# What does convergence in distribution "in the Gromov–Hausdorff" sense mean?

I am trying to understand this survey article by Le Gall on Brownian geometry, especially the statement of Theorem 1.

The basic statement of the theorem is $$(m_n,d_n) \to (m_{\infty}, d_{\infty})$$ "in the Gromov–Hausdorff sense" as $$n \to \infty$$, where the convergence is in distribution.

Here $$(m_n,d_n)$$ and $$(m_{\infty},d_{\infty})$$ are both random compact metric spaces. So how do we interpret this? We might hope for a statement along the lines of the following.

For every compact metric space $$(X,d)$$ and $$R > 0$$, we have $$(*) \, \, \, \mathbb{P} \left[ d_{GH}[ (m_n,d_n), (X,d) ] < R \right] \to \mathbb{P} \left[ d_{GH}[ (m_{\infty},d_{\infty}), (X,d) ] < R \right]$$ as $$n \to \infty$$.

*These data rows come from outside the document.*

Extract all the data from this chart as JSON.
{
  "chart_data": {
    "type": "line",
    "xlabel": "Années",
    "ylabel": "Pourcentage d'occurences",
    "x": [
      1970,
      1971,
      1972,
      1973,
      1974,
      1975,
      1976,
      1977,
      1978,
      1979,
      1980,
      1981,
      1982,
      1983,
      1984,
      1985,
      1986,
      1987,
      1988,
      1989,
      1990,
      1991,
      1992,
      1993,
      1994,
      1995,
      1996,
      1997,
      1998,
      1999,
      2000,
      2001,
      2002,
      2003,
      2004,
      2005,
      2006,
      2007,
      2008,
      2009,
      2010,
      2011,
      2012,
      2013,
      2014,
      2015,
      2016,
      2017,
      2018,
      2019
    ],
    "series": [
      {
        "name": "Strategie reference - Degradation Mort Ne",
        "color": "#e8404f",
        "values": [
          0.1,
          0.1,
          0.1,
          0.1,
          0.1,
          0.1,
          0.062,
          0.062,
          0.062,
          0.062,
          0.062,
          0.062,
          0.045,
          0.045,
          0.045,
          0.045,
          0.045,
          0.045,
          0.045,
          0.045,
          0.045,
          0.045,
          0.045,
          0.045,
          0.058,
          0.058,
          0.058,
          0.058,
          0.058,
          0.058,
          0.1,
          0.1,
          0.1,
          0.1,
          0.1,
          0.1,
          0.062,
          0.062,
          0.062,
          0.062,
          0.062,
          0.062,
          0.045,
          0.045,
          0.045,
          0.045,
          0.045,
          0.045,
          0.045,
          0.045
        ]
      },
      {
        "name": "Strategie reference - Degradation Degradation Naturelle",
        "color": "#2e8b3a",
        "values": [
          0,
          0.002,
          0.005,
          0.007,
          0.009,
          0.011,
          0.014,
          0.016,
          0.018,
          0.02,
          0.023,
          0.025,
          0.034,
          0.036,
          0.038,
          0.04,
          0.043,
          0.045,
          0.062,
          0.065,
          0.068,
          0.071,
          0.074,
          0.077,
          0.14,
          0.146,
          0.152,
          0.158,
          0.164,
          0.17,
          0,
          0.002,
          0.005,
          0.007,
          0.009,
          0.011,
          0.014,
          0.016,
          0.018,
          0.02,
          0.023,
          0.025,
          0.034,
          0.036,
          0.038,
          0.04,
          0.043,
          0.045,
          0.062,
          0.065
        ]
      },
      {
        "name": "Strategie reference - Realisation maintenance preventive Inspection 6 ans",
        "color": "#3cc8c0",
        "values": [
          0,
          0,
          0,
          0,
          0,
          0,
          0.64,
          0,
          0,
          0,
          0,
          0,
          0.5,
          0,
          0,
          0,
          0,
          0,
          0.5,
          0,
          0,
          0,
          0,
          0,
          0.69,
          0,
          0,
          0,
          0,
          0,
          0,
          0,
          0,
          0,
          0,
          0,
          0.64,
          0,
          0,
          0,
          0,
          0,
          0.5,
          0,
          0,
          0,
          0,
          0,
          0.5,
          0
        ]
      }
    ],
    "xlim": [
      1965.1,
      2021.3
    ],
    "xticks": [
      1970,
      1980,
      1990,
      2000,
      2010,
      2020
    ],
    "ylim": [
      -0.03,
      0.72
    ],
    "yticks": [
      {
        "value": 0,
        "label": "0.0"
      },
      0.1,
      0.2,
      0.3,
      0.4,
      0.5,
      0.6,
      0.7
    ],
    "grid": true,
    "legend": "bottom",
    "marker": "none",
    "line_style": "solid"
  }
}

But even when we talk about convergence in distribution for real random variables (instead of compact-metric-space-valued random variables), we have to be careful to restrict our attention to points where the cumulative distribution function is continuous. So I wonder if (*) is too strong?

Following the notation of the paper, let $$\mathbb{K}$$ be the metric space of all compact metric spaces, equipped with the Gromov-Hausdorff metric $$\mathrm{d_{GH}}$$. Then we can express convergence in distribution in the usual way: for every bounded continuous $$F : \mathbb{K} \to \mathbb{R}$$, we have $$\mathbb{E}[F((m_n, d_n))] \to \mathbb{E}[F((m_\infty, d_\infty))]$$. The portmanteau theorem gives you several other equivalent statements.
In other words, this is just the usual notion of convergence in distribution for random variables taking their values in a metric space $$S$$, where that metric space happens to be $$S = (\mathbb{K}, \mathrm{d_{GH}})$$, the metric space of all compact metric spaces.
In particular, if $$(X,d)$$ is a fixed compact metric space, the function $$\mathrm{d_{GH}}(\cdot, (X,d)) : \mathbb{K} \to \mathbb{R}$$ is a continuous function. So if we let $$Y_n = \mathrm{d_{GH}}((m_n, d_n), (X, d))$$, then the scalar-valued random variables $$Y_n$$ converge in distribution to $$Y$$. So your formula (*) holds, but as you say, only for values of $$R$$ at which the function $$R \mapsto \mathbb{P}[\mathrm{d_{GH}}((m_\infty, d_\infty), (X,d)) < R]$$ is continuous.